Every mainstream car dealer in your area is in competition with one another. That quote of $32,500 for the car of your dreams at dealership A might be $31,500 at dealership B and $30,000 at dealership C. 

Further, you want to work with people with whom you feel have your best interests in mind. After all, this is probably where you’ll have your car serviced too. Always visit at least three dealerships before you make a purchase decision. 

4. Buying Based Upon the Monthly Payment

Most seasoned car sales professionals will lead off the negotiating process with the question, “So what payment are you trying to get?” They’ll respond with another question when you answer. “Up to how much…?” Most people feel a need to add another $20 to $50 to impress the seller, effectively making the car more expensive. 

By the way, the correct answer to that question is, “I’d rather discuss the out-the-door price of the car. We can talk about financing once we settle that.” 

After all, you’ll already know what monthly payment you can afford, because you’ll be pre-qualified for your loan. You’ll also know about what the car is selling for in your area. 

It’s all too easy for a dealership to get you the payment you want and still charge far more than the car is worth. They’ll do so by extending the loan period as long as possible to diminish the monthly payment. Which, in turn, means you’ll pay a lot more in interest charges. 
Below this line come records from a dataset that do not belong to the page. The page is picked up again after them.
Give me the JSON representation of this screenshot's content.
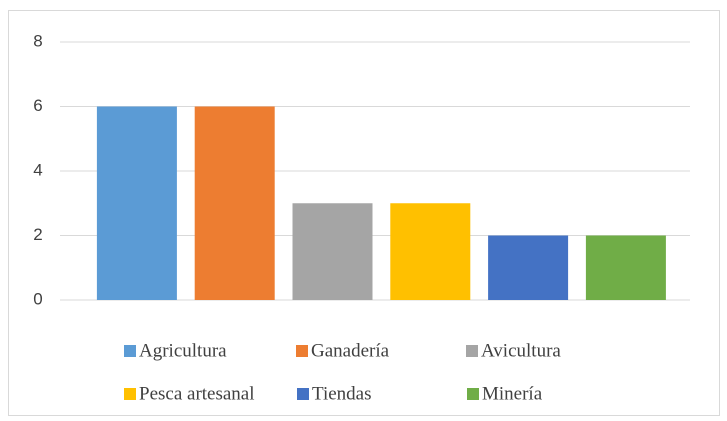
{
  "chart_data": {
    "type": "bar",
    "categories": [
      "Agricultura",
      "Ganadería",
      "Avicultura",
      "Pesca artesanal",
      "Tiendas",
      "Minería"
    ],
    "values": [
      6,
      6,
      3,
      3,
      2,
      2
    ],
    "colors": [
      "#5b9bd5",
      "#ed7d31",
      "#a5a5a5",
      "#ffc000",
      "#4472c4",
      "#70ad47"
    ],
    "ylim": [
      0,
      8
    ],
    "yticks": [
      0,
      2,
      4,
      6,
      8
    ],
    "grid": true,
    "legend": "bottom"
  }
}
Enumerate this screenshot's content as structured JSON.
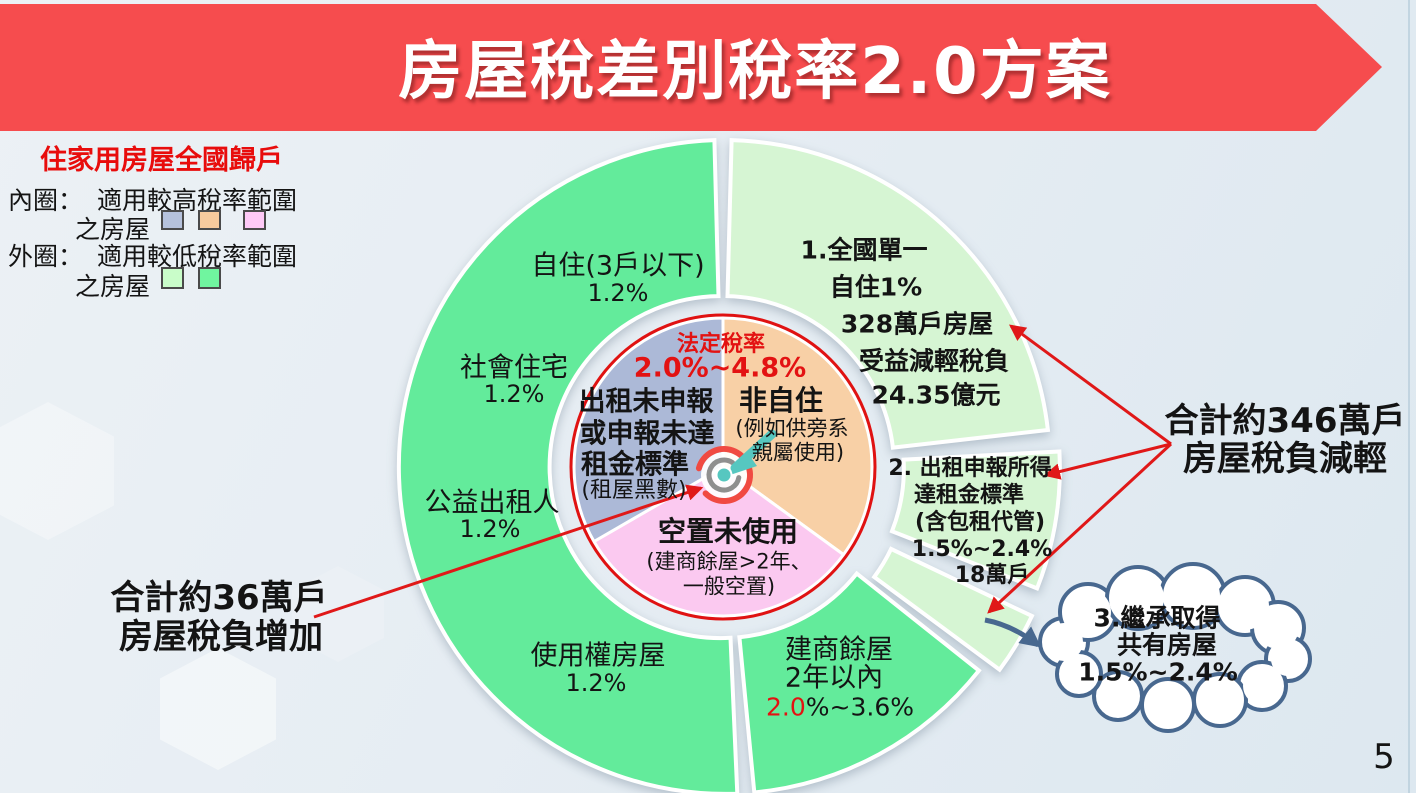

5. Overlooking the Possibility of Buying Online

Spending a day going back and forth trying to get the most reasonable number possible isn’t most people’s idea of time well spent. 

Today, every dealership has an internet department with which you can work out your deal online. This can be far less stressful. Some people say it’s just as effective as negotiating in person. Either way, it mitigates the pressure tactics sales people can employ to try to get you to make a buying decision when you aren’t ready to do so. 

These are four of the worst car buying mistakes you can make. If you take your time, figure out what you can afford, what it will cost and choose the car that best fits your needs, you’ll be happier with your purchase over the long term.